Our consumer purchasing power is constrained by excessive reliance on expensive debt being common among lower-income households. That a vast portion of our population is reliant on grants or government pay cheques further limits the spread of prosperity.

For a quarter of a millennium successive American generations became more productive and wealthier. During the last generation, US purchasing power fuelled much Asian growth. Conversely, the patronage-grounded politics that emerged from our 1990s transition favour redistribution and isolation.

As China’s consumers still have insufficient purchasing power to sustain that country’s growth, Beijing must run the world’s largest trade surplus to maintain growth momentum. As the US runs the world’s largest trade deficit, President Donald Trump seeks to use tariffs to deter China’s trade practices and its anti-Western and regional belligerence. 

Adding value

As with other countries, SA’s future competitiveness is approximated by the percentage of its young adults who add value to exports. We score dismally on this scale due mostly to redistribution and localisation policies. The extraordinary rise of Asia, which reset global economics and geopolitics, wasn’t fuelled by Asians selling to Asians.
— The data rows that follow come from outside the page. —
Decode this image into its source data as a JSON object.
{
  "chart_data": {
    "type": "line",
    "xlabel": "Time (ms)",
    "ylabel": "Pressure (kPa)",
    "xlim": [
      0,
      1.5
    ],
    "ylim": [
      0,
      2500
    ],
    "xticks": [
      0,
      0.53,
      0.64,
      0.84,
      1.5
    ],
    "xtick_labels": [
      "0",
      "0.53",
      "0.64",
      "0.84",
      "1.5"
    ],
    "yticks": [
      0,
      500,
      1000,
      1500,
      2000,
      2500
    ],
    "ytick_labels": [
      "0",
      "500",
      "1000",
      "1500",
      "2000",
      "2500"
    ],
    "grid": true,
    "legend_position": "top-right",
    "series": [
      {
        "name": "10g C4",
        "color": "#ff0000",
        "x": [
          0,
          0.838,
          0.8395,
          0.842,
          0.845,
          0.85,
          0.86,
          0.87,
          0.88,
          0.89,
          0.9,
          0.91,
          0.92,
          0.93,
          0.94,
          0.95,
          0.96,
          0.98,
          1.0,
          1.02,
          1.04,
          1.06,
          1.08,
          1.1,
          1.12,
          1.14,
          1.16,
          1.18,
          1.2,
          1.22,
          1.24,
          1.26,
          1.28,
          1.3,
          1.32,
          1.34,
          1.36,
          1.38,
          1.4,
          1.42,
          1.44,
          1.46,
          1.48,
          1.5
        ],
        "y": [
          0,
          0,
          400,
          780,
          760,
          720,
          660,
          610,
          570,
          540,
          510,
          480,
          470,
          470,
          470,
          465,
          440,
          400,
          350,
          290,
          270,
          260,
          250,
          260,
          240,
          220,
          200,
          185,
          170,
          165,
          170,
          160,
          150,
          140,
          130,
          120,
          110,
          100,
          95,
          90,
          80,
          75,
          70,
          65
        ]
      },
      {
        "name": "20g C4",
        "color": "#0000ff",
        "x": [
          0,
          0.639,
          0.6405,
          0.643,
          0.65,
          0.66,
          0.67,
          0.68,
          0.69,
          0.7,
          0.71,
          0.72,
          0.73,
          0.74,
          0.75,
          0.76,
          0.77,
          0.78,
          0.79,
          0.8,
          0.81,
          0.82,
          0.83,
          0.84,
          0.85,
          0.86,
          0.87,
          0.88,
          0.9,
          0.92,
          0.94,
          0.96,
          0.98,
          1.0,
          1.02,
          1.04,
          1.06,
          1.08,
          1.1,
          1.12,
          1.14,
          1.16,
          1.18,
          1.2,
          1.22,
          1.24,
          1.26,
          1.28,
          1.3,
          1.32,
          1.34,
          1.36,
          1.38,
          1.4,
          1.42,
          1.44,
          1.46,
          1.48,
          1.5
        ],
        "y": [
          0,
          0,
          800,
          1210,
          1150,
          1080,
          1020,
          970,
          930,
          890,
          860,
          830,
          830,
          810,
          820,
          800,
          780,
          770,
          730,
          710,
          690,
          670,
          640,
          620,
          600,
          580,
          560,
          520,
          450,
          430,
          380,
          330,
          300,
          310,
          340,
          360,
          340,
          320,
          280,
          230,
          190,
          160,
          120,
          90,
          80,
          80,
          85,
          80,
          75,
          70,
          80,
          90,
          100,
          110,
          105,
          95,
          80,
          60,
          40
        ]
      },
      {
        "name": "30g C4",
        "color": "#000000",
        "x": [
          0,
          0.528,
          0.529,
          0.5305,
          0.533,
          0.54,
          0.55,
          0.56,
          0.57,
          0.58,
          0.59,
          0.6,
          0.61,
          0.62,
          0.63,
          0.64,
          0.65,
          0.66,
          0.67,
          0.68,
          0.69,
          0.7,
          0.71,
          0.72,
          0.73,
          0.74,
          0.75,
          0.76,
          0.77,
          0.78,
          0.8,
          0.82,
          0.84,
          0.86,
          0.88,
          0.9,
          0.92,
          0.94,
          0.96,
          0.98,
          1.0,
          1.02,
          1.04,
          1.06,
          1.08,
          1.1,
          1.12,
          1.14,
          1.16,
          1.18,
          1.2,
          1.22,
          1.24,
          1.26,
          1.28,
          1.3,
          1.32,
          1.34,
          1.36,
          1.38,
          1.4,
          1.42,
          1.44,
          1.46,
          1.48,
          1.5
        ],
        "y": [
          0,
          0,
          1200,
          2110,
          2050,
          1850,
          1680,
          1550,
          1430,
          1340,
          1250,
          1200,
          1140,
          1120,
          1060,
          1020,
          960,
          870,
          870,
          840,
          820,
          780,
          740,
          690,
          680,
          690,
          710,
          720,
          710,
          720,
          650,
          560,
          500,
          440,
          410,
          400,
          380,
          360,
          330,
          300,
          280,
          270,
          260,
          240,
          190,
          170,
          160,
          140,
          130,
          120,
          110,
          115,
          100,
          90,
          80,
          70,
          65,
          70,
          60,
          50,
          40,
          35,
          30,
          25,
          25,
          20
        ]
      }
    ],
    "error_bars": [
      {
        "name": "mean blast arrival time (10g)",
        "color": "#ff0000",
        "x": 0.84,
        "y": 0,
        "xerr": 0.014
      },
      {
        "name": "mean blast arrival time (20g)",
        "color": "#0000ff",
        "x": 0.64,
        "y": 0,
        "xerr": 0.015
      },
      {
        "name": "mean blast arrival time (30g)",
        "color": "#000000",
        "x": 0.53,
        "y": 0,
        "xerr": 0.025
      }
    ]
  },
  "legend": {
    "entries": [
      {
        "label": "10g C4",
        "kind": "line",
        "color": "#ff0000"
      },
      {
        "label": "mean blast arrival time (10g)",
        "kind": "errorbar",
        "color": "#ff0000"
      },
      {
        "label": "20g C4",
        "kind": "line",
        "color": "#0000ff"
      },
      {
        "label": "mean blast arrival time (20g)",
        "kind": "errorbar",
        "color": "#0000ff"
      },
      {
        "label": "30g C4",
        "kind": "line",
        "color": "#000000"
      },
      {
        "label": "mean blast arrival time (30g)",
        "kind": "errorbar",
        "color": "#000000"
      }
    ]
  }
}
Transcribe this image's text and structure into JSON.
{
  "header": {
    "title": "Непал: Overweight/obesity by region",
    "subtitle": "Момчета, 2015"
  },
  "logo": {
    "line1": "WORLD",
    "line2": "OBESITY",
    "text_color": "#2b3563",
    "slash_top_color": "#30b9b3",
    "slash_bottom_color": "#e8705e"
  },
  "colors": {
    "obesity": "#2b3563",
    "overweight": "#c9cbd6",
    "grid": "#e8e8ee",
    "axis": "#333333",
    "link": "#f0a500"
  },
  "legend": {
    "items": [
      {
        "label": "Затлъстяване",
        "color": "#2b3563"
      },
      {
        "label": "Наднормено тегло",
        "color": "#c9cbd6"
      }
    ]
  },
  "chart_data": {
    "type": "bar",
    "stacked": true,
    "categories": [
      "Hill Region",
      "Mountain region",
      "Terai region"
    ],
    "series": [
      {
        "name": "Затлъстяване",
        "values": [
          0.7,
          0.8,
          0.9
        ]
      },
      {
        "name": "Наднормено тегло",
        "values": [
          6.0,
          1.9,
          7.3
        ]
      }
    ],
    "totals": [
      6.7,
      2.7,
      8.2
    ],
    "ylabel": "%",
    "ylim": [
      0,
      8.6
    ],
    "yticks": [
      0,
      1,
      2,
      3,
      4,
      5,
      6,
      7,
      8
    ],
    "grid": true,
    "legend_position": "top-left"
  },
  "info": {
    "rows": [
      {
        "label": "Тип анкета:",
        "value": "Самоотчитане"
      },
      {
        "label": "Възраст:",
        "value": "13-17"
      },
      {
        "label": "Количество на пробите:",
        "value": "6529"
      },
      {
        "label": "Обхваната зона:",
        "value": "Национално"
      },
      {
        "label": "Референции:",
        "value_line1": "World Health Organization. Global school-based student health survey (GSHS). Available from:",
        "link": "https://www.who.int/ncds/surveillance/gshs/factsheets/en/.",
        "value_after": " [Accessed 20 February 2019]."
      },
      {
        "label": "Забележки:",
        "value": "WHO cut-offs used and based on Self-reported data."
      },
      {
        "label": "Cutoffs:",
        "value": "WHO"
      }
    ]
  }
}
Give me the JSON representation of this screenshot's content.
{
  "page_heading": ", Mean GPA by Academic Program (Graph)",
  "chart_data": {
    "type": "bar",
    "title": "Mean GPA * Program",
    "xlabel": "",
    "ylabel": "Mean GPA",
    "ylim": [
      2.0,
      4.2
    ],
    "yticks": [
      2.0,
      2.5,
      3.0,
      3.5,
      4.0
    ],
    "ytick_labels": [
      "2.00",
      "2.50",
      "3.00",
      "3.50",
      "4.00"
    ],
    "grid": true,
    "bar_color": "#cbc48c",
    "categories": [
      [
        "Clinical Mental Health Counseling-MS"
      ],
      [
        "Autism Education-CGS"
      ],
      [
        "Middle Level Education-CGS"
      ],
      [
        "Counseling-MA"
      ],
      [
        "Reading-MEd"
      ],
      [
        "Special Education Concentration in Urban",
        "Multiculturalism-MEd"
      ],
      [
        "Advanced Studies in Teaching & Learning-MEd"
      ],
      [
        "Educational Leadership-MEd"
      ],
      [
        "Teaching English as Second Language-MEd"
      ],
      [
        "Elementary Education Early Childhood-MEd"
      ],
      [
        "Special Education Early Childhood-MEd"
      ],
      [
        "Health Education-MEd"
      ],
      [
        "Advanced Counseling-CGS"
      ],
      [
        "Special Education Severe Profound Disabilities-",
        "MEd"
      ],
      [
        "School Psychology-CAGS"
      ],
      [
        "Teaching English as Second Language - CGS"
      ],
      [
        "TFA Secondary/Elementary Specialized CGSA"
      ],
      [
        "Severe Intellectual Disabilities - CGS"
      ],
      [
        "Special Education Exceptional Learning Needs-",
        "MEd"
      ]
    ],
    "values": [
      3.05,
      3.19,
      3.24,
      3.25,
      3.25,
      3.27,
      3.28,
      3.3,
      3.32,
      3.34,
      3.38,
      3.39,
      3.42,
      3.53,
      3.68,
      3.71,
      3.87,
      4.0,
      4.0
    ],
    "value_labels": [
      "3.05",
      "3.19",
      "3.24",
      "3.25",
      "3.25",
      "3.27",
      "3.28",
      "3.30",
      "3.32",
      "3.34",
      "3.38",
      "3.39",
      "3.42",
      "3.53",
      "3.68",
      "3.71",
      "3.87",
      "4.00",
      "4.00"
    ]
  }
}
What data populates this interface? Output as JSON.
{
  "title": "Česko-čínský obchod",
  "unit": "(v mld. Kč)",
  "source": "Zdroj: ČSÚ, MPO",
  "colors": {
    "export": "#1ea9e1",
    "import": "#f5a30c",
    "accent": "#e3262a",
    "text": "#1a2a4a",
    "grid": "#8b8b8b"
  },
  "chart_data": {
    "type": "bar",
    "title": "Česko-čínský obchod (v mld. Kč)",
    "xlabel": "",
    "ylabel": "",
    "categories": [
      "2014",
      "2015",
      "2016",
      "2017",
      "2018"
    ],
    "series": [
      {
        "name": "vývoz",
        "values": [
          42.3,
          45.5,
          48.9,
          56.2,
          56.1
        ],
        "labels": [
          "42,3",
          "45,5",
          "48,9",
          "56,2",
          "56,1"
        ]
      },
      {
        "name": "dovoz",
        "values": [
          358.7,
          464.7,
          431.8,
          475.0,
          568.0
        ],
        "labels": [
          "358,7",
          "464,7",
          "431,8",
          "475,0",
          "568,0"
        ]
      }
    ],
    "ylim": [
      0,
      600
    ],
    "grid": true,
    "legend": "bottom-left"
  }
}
Rather, supply chains connected Western consumers with Asian workers. SA can’t sustain high growth through targeting domestic and regional markets as both suffer from woefully deficient purchasing capacity.

Since apartheid ended globalisation transformed the many Asian nations, which flourished through adding value to Western imports. As the ANC rejects this era’s success formula, half of SA’s young adults can’t escape poverty.

SA’s modest pace of capital mobilisation aligns with our economy’s meagre growth trajectory. For a new mall to flourish, it must take market share from others. Our ultra-elevated youth unemployment and low domestic growth are mutually reinforcing. To achieve and sustain high growth our young adults must add value to exports. 

Our apartheid-to-Mandela transition was internationally celebrated as the Cold War ended and the Soviet Union expired. Today, the anti-Western axis of Russia, China and Iran have been revealed to be far weaker than they were perceived to be just three years ago. These countries are in no position to create jobs in SA, whereas Western countries, particularly the US, fund the creation of many millions of jobs in various countries. 

But the “funding” aspect that is most critical isn’t about investing. The US can sensibly sustain enormous trade deficits while wealthy countries have insufficient young workers and commerce becomes more disruptive and digitally orientated. Meanwhile, SA has entrenched the world’s most severe youth unemployment crisis.

Political and technological transitions are even more disruptive when they are amplified by abrupt demographic shifts. Before long this region will account for 40% of the world’s births. Our region’s rise through global integration would provide more human interactions to offset ubiquitous AI.

A country hosting the G20 that lacks solutions to its extreme youth unemployment should seek to develop solutions with member nations.